Its ether a coated copper HS or aluminum. Not 100% sure. He said he used his engraver and made that texture pattern on the HS to make it look more aesthetically pleasing. The surface under all the mcpcb’s is smooth.
I love it Alex, real work of art , but a little out of my price range right now and wonder how much use it would get before it was just stored . My rc40vnT does not get much use down to time as it is……………….imho its an amazing accomplishment and of what can be done. Easy to say any one could do it……………but they have not or thought of it.
Vinh always surprises me with his creations, more so how the heck he finds time!!! hats off and deservedly so. Thanks to vinh and others, he makes my flashlight enjoyment and interest…………….
This light is posted on forums few days ago
Yeah, it’s very bright, but the throw is horrible
It looks like” let grab all the led star i have now and put them in the light”
” with a small direct driver”
That pattern looks really good, AFAIK this is the first time someone does this, most of the time the it is just left with bare aluminum finish with the machining marks.
Curious to how the throw on a flood light is horrible, to add it reaches out to 165kcd and in my book thats is pretty good in itself…………do you know of a flood light that reaches that far?
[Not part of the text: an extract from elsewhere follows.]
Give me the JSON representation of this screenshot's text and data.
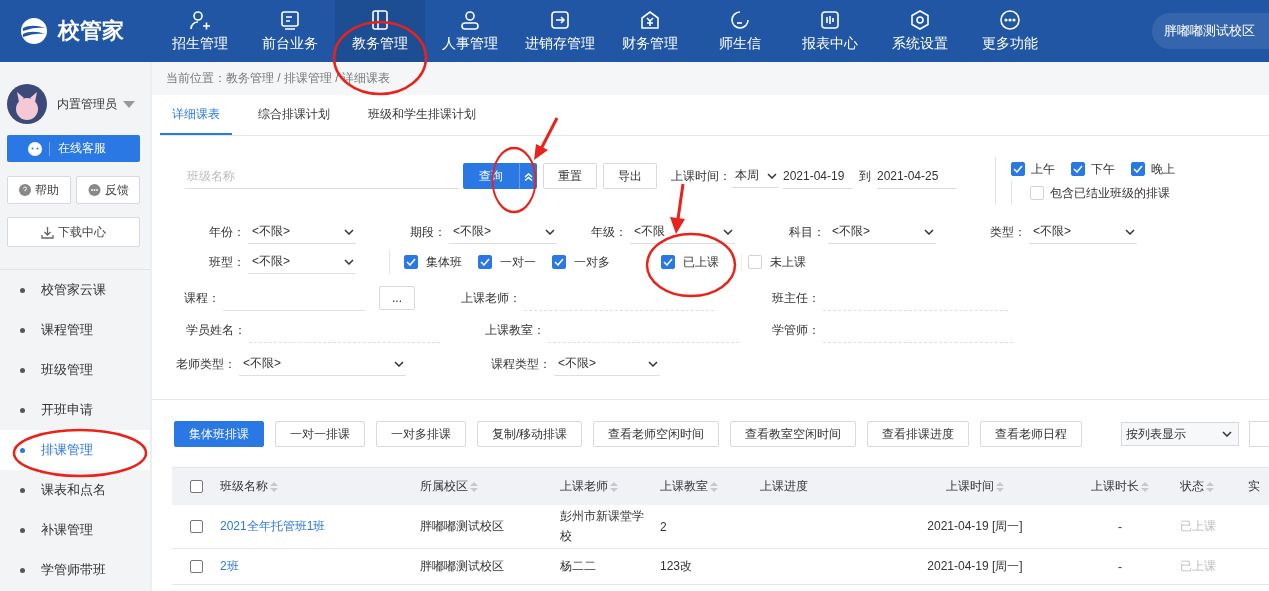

My guess would be an alloy heat sink but dont know if it is or not. One he made for me the other year has a big solid chunk of copper but sure adds some heft(sure its around 2lb)
Being a medium size light and over 5000 OTF lumens, it can run for well past 10m at full tilt. Very useful flood light with infinite control UI.
Impressive?
You know that simply adding more light increases the cd right?
double the lumens = double the cd
or simply double the number of LED = double cd
So it’s pretty obvious that if you just add that many LEDs to a light you will get decent cd.
The fact that 40k lumens only does 165k is not impressive at all…and it’s not meant to be because this is a flood light.
The achievement is not in the brilliant idea but it is in the fact that he took the time, money and effort to do the build and do it well.
Beginning this year I modded a sodacan light with 9x (warm white) XP-L Hi’s and beefed up the circuitry to 24A (output 4500 cosy lumens). It was not new or recordbraking, it was no question if it would work or not, but it was hours of work and $54 worth of emitters, I was proud to have finished it and it was very satisfying to see the good result.